New Cybercrime Prevention Law may post censorship, repression – solon

WITH  the passage of the Republic Act No. (RA) 10175 or the Cybercrime Prevention Act of 2012 this week, Kabataan Partylist Rep. Raymond Palatino reiterated the dangers that the new legislation might post to internet freedom.

RA 10175 is a consolidation of Senate Bill No. 2796 and House Bill No. 5808 passed by both chambers of Congress last June, and was signed into law by President Benigno Aquino III on September 12. However, the government released the full text of the new law just this afternoon.

The new law provides specific guidelines on the “prevention, investigation, suppression and the imposition of penalties” for cybercrimes, which include illegal access, interception, data and system interference, identity theft, cybersex, “cyber-squatting” or the misleading acquisition of internet domains, child pornography, and online libel.

“During the House deliberations on this law, I opposed the inclusion of online libel as one of the punishable acts. With its inclusion, we have in effect, legislated a law for online libel which is a step backward in our long-term aim of decriminalizing libel,” the youth solon added.

The anti-cybercrime law is supposed to be the legal instrument of the National Bureau of Investigation (NBI), the Department of Justice (DOJ), and other agencies in running after hackers, malicious spam and virus senders, cybersex operators, and hi-tech gangs that engage in phishing, credit card fraud, among others.

“But the inclusion of online libel in the list of dangerous cybercrimes would fundamentally affect and alter the implementation of the law,” Palatino said.

The youth solon cited Senator Vicente “Tito” Sotto III’s recent statement wherein the senator said the new Cybercrime Law may be used to penalize users who post defamatory messages against him online.

“Under this law, politicians can easily file charges against ‘hostile and combative’ critics and witnesses by claiming that virtual protesters have threatened their life and property.

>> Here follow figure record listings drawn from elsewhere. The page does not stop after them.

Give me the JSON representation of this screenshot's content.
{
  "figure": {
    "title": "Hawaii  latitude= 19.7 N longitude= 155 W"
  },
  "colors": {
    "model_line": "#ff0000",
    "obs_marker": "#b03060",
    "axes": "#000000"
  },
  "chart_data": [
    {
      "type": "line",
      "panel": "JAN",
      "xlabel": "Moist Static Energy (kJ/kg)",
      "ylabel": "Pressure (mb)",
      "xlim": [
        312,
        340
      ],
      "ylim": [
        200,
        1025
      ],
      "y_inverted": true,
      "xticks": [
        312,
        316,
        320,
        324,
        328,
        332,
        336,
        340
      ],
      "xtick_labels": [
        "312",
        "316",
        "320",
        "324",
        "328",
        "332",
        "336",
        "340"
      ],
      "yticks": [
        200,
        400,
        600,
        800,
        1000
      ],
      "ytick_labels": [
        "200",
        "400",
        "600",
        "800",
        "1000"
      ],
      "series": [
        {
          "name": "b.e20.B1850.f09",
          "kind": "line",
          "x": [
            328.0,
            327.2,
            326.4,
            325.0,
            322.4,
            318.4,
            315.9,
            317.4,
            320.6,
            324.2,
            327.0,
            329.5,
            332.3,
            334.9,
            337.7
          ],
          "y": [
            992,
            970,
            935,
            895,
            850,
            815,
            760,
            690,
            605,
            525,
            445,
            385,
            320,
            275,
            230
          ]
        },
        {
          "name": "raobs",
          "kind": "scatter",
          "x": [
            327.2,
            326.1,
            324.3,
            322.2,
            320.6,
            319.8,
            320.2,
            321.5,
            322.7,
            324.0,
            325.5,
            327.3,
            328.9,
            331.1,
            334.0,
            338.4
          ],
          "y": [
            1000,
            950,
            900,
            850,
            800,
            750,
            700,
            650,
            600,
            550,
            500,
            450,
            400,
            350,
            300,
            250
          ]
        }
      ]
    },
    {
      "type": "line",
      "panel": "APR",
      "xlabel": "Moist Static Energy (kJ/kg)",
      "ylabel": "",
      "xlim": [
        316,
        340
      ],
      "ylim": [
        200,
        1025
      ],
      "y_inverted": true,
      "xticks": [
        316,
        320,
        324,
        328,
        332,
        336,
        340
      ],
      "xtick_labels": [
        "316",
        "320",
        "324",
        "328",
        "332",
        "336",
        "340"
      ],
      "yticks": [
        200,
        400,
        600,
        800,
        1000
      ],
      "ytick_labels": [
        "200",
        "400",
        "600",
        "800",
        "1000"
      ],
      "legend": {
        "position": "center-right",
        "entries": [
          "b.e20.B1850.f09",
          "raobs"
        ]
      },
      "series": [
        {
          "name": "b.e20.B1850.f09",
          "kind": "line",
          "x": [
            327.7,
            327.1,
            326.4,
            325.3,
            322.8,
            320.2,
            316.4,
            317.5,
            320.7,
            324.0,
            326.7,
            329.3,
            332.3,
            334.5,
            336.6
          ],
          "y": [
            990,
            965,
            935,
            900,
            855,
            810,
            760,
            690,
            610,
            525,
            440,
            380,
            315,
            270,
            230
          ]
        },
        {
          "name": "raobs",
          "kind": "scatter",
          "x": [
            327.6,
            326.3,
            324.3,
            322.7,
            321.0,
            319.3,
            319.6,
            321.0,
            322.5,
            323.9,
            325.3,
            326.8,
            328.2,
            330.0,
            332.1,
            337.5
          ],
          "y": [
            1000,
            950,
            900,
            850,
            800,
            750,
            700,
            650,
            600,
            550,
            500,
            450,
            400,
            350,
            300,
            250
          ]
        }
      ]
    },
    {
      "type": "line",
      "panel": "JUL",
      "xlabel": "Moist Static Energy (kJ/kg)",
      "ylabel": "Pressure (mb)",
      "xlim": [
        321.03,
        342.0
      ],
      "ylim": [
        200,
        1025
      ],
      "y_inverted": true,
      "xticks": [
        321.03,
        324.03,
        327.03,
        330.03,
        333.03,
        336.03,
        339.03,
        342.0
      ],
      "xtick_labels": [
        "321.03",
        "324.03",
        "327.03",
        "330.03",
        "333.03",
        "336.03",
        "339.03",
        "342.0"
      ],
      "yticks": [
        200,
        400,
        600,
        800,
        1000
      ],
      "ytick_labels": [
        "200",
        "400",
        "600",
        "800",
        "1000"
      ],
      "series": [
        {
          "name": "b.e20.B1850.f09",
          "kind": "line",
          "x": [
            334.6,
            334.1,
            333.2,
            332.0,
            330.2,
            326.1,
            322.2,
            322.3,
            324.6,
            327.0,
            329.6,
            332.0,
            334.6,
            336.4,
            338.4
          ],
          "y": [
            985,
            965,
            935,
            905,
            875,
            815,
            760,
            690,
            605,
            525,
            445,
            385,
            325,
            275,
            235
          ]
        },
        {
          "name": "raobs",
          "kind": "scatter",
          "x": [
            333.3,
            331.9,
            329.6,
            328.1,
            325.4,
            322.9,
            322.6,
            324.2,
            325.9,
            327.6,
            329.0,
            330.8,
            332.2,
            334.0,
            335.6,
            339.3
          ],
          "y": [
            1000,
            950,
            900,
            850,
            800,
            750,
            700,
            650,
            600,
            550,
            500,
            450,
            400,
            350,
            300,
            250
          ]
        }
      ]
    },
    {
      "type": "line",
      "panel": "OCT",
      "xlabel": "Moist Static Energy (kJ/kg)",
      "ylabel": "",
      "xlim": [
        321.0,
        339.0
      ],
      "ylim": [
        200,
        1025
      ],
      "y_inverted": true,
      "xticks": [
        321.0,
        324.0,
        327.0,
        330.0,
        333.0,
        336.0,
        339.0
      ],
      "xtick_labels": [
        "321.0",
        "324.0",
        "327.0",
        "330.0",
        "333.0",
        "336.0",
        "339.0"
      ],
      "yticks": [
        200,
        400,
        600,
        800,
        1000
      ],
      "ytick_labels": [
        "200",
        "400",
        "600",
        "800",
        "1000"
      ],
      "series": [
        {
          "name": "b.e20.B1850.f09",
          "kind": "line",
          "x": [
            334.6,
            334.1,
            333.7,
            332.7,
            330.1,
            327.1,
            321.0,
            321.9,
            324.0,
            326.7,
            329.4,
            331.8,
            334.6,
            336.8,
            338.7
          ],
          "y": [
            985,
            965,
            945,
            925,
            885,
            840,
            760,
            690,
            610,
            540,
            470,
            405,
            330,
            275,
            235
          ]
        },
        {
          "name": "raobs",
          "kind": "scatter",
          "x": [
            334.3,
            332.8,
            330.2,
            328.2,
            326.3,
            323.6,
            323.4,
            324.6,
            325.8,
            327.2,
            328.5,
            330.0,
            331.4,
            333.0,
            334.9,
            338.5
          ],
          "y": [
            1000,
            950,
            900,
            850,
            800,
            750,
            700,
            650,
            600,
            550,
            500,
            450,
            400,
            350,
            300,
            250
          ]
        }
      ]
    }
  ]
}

Censorship will lead to repression once an activist or reform advocate has been labeled a cybercriminal,” Palatino said.

“Woe to the NBI agent and DOJ prosecutor who will be swamped with cybercrime cases filed by showbiz actors, politicians, business tycoons, and other untouchables who want to punish their online critics. Instead of dealing with cyberwarfare, our agents will be investigating online libel,” the youth solon added.

Palatino also warned that the new law may violate the people’s right to privacy since it empowers the government to access the private accounts and monitor activities of persons suspected of committing cybercrimes.

“Despite the court order requirement in the law, I still fear that the privacy of individuals will be violated. Will authorities specify the particular file folder to be collected or will they simply download all computer data?” he asked.

The youth solon also expressed fears on “vague provisions of the new law, including Section 5, which penalizes “aiding or abetting, or attempting to commit cybercrime.”

“These provisions are too general. Any person surfing the web, innocently sharing some virus-infected files, can be accused of aiding or attempting to commit cybercrime,” Palatino said.

“There are non-negotiables in drafting internet policies. The main concern should be the protection of internet users. Legislation should maintain the openness or the free, public character of the internet. There must be transparency and law enforcers must be accountable for their actions. National regulation is futile since cybercrimes operate globally and virtually,” Palatino said.